The culture of materialistic education is a misguided phenomenon that is seeping erroneously in the executive sector. Below are few views on the significance of education and the transformation it needs to undergo to meet the need of the hour.

Conceptual v/s Contextual

As we move towards an era of all-pervasive technology and automation, developing countries like India are facing disconnect between the academia and the industry requirements. This is due to the gap between contextual and conceptual education.

For a long time now, conceptual learning has been the forte of education with little emphasis on the contextual aspect. While this may have served the purpose so far, the rapidly changing technological scenario demands a shift in perspective. What is needed now is a fine balance between the two to bridge the gap between industry and education.

Three Pillars of an Executive Learning Model

A successful education plan that finds utility for both the employer and the employee rests on these three pillars:

  1. Quantifiable outcome: As per some recent reports, only 15% professionals from an elite batch of 40 under Forty, considered the executive education they received as contributing to their success. This reflects the majority view among the youth today. The ROIs of the executive education program need to be made quantifiable in clear terms to benefit the professionals who spend their time and invest their energies in the program.

  2. Productivity Test: The biggest challenge lies in transforming the education program to resonate with the employee perspective. The employee perspective is extremely crucial and must be built into the education model in order to make the entire exercise more fruitful and rewarding.

  3. Personalized Education: One way to achieve the productivity aspect is to personalize education to serve the individual needs of the user. By doing so, the differences amongst students, such as language barriers, educational prerequisites etc, can be converted into enablers that highlight their distinct capabilities and unique talents.

Instruments of Change

Technology can play a significant role in aiding this transformation with the ‘Gamification’ of educational content. This allows anyone, anywhere to have access to quality content and build interest in the subject.

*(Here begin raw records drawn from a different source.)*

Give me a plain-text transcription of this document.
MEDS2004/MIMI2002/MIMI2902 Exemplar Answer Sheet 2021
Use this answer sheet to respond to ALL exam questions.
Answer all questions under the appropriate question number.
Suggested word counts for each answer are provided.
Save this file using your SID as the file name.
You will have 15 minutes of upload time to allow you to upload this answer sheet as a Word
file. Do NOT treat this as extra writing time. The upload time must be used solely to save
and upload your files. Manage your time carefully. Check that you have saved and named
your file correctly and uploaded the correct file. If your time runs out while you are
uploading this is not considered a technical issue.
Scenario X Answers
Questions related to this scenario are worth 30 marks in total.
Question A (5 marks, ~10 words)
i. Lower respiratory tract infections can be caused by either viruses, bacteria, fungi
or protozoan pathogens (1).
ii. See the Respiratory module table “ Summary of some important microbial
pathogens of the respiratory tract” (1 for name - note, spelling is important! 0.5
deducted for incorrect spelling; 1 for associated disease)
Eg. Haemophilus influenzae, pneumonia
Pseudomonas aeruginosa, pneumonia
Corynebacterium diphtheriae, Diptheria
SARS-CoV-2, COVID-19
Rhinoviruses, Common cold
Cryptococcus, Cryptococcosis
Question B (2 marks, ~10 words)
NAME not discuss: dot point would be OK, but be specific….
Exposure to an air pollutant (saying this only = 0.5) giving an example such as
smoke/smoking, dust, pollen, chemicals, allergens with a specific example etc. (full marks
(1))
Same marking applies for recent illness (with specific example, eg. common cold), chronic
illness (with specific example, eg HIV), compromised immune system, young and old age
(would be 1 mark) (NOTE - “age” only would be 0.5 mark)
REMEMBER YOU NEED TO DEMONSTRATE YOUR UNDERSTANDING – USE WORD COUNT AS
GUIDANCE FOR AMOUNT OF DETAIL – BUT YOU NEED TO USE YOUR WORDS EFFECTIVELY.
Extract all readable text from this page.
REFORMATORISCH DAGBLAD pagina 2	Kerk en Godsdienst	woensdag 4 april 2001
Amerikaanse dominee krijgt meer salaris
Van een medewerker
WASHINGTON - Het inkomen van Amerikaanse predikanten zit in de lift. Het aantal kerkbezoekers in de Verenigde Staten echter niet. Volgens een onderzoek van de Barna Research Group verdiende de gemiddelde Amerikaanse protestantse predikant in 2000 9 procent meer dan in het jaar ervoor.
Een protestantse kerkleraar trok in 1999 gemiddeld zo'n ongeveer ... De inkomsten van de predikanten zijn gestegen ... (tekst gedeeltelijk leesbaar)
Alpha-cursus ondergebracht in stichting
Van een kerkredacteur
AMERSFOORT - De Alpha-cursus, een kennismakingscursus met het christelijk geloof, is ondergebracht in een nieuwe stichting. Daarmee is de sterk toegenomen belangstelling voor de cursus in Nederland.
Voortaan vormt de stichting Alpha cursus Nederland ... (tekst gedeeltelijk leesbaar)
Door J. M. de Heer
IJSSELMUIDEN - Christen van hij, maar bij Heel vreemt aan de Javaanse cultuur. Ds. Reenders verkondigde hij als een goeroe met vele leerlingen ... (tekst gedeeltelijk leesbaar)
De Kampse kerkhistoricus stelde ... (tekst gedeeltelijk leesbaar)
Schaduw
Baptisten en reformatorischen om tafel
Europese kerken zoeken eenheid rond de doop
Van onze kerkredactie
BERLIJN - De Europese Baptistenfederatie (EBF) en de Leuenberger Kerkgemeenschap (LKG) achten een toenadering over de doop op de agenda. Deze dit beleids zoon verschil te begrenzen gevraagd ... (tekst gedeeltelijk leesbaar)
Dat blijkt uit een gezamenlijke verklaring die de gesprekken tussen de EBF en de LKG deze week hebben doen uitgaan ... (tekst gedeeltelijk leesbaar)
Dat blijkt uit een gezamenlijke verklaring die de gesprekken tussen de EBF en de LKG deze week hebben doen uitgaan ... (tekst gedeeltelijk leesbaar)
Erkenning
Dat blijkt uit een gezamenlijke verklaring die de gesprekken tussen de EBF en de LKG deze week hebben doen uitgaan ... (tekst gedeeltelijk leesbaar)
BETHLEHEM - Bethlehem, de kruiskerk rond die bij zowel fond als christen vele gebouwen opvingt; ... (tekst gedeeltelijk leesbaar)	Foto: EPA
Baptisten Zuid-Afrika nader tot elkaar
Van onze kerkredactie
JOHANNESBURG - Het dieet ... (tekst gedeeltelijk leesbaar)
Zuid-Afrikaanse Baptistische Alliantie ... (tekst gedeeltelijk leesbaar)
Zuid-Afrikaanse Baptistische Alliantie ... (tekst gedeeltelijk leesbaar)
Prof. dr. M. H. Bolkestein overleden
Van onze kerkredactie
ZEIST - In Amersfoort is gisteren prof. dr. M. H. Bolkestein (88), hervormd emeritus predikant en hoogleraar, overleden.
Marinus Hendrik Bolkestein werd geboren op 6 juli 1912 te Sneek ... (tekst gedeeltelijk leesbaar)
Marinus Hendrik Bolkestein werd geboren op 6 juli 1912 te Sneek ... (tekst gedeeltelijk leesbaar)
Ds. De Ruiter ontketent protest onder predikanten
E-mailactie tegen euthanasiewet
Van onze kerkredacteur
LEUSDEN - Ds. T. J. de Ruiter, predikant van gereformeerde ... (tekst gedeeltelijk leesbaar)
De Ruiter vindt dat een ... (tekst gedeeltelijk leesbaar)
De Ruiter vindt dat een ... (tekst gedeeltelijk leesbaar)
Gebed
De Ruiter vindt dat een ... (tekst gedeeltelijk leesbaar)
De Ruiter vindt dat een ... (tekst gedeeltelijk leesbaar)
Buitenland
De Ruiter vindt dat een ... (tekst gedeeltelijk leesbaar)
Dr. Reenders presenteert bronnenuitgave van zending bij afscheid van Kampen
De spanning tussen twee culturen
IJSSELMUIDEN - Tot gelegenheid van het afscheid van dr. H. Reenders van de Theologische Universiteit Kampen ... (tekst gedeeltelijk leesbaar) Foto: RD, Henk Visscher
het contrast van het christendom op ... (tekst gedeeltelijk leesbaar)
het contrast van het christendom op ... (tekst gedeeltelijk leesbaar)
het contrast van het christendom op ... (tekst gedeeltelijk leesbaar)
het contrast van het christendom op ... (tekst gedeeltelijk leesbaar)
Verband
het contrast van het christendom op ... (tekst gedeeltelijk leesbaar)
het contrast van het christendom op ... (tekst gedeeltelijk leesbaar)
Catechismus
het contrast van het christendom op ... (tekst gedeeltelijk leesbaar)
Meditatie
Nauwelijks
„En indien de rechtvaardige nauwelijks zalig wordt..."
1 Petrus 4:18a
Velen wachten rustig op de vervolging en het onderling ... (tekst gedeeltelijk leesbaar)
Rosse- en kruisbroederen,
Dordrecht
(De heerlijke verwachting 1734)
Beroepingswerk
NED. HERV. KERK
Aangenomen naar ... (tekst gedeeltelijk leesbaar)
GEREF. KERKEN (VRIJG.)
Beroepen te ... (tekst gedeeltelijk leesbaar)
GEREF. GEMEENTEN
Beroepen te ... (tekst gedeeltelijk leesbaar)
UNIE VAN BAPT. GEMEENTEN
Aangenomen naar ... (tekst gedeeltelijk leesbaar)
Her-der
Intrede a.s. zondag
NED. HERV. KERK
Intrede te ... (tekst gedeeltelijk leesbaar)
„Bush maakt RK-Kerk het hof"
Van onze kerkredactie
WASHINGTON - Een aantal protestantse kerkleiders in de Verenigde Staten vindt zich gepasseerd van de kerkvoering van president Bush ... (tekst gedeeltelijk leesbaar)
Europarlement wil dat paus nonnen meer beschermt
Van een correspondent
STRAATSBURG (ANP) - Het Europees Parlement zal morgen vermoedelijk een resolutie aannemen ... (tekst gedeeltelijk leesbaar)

Introduction of modular courses, short-term programs etc. will also enable professionals to re-skill themselves to adapt to the changing times. They can pursue these courses alongside their jobs and continually evolve and upgrade their skills.

Placing government-controlled quality tests at the exit stage of college education would help regulate the efficiency of college education. This will ensure that the young professionals are receiving quality education that imparts the necessary practical skills and knowledge required in the actual world.

Ultimately, the ongoing crisis of the professional world can only be addressed by a shift in attitudes and evolving a learning system that is in sync with the age of innovation. A dose of dynamism needs to be injected into the educational curriculums in order to strike a balance between education and innovation.